Despite the tee shot at 13 requiring a water carry of 200-plus metres Johnston composed himself quickly enough to launch a drive straight down the middle but said it was his approach that set up birdie at the par-5 15th that sparked him to life.
Working on swing changes with new coach Hugh Marr, Johnston hit good approach shots at both 13 and 14 without converting but said it was a slight adjustment before hitting his second to 15 that saw him ultimately yield four birdies in his final seven holes.
“I had to hit sort of a cut around a tree and that's what I've been trying to do, I've been trying to start it left and hit a little fade,” Johnston said of his second shot at the 15th.
“I realised in my swing I needed to get the face a lot better, a lot more open to my path. When I hit that and I saw it cut, it felt a lot better and I hit it nicer the rest of the day.

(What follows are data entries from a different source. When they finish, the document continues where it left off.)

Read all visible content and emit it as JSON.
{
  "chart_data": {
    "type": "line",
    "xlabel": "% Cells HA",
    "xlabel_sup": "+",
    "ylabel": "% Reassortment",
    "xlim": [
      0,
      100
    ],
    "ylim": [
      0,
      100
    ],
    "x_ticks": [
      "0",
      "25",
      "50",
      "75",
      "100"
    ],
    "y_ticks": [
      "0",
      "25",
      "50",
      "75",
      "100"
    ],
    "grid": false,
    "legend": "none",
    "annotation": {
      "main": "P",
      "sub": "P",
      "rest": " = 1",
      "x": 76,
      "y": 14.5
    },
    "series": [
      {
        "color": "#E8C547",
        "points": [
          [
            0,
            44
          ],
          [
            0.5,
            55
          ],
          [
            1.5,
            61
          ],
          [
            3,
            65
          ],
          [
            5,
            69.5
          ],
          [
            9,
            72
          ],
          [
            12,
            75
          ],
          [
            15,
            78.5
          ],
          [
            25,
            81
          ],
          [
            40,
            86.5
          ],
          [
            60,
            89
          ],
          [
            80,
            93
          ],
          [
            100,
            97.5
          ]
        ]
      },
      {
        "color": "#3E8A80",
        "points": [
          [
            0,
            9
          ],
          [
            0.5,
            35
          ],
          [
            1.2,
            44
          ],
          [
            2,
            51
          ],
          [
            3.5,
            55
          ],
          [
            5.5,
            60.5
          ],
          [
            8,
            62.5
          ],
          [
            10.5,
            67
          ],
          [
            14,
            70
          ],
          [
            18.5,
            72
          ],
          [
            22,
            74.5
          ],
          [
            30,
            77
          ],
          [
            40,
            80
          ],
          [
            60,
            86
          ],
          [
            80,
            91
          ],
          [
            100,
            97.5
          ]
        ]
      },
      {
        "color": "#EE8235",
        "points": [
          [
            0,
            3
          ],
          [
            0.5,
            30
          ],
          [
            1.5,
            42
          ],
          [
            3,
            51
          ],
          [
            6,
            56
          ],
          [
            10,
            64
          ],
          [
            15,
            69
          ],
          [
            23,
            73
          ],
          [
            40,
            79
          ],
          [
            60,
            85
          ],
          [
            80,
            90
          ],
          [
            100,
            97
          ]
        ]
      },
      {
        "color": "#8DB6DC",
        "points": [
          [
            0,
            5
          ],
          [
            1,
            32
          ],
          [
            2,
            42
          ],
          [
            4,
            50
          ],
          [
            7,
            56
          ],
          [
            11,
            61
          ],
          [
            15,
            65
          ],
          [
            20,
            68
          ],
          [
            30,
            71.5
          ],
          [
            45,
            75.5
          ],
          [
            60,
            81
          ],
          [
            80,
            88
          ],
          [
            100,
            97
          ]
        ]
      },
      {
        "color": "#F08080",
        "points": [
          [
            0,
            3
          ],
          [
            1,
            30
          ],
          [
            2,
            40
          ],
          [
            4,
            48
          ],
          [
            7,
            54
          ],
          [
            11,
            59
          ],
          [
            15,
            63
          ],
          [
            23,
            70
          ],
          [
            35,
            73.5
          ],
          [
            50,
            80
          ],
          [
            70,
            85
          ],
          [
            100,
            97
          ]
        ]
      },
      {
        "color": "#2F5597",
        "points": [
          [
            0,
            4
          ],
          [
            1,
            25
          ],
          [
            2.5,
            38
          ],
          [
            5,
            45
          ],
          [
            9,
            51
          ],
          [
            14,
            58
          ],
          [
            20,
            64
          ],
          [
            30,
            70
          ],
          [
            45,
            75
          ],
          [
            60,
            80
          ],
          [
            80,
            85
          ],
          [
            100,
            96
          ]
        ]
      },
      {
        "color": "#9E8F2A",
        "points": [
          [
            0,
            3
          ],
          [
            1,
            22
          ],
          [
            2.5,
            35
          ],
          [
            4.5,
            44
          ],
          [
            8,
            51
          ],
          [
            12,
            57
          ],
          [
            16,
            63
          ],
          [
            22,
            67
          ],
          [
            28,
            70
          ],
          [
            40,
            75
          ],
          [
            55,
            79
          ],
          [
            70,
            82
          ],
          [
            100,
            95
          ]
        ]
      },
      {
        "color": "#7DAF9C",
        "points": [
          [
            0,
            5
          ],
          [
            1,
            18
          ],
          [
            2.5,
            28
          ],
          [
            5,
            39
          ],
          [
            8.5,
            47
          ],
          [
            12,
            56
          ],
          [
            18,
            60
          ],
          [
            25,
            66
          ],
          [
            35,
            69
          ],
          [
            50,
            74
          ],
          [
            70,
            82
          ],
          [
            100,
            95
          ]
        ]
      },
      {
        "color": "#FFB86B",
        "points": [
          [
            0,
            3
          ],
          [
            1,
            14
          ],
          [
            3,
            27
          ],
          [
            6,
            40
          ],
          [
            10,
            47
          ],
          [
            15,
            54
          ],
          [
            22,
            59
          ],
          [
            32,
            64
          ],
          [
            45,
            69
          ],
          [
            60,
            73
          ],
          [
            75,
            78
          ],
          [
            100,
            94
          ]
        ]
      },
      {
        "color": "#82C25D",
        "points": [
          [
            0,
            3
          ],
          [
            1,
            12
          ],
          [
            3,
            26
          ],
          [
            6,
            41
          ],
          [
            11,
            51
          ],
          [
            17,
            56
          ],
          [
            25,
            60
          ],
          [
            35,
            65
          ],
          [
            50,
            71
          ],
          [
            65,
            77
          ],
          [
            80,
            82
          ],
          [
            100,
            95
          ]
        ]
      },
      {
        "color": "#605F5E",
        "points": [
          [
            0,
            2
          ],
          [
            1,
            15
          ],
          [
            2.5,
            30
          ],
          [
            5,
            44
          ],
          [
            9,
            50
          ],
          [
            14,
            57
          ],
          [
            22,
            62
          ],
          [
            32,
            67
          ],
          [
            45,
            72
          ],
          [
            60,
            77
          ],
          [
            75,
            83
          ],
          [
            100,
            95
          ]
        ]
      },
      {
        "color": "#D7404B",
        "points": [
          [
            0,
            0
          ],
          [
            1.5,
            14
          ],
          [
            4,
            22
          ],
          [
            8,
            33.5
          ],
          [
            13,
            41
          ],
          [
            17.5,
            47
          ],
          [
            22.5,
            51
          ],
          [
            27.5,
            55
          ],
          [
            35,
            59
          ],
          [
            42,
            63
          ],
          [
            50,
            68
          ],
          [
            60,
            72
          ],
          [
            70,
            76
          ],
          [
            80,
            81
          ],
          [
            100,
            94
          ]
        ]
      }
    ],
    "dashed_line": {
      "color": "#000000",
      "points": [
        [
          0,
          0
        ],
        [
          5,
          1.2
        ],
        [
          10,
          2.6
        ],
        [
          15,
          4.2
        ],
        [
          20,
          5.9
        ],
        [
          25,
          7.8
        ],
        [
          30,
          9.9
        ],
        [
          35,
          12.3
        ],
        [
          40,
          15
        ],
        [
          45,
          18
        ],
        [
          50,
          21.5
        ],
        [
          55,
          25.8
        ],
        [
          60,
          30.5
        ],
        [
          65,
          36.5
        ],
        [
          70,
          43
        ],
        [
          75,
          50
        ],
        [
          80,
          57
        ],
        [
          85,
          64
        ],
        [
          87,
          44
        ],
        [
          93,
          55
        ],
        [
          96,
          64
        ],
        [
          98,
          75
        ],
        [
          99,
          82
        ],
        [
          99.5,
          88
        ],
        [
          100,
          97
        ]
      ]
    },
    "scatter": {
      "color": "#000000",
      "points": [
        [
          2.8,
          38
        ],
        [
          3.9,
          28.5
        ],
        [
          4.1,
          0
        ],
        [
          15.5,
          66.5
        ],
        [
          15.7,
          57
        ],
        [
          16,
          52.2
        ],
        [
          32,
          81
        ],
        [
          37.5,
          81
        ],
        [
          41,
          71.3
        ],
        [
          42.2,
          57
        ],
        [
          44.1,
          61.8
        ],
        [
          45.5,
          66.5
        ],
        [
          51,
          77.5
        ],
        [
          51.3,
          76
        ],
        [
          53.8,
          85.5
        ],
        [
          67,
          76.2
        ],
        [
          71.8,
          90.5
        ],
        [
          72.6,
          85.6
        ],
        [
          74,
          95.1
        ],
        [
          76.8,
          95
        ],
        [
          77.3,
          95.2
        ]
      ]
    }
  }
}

“The problem is I've had this destructive shot, so I play seven, eight holes right and then I hit one and I make 6, and then hit another one out of bounds or something like that and it's just destructive.
“There I was able to play golf and put a score together for the rest of the holes because I didn't hit any destructive golf shots.”
No golfer is immune from mid-round swing horrors and as he composed a polished 4-under round of 68, Marc Leishman paid Johnston great credit for being able to fight back the way he did.
“I actually saw his tee shot on 10 there,” said Leishman, who was playing in the group behind Johnston.
“It obviously wasn't what he was after, but he's come a long way and he's not going to give up.
“I have been there and golf's a funny game. You can think you're playing great and then it can switch in the blink of an eye, and the other way as well like I guess he did today. Just got off to a bad start and then found something, and he was obviously 5-under from there on in, so that’s pretty impressive.
“When I get off to a start like that, the way I look at it is, well, that's all my bad holes out of the way for the tournament, just play smart from now on in and hope you don't do any more silly stuff.”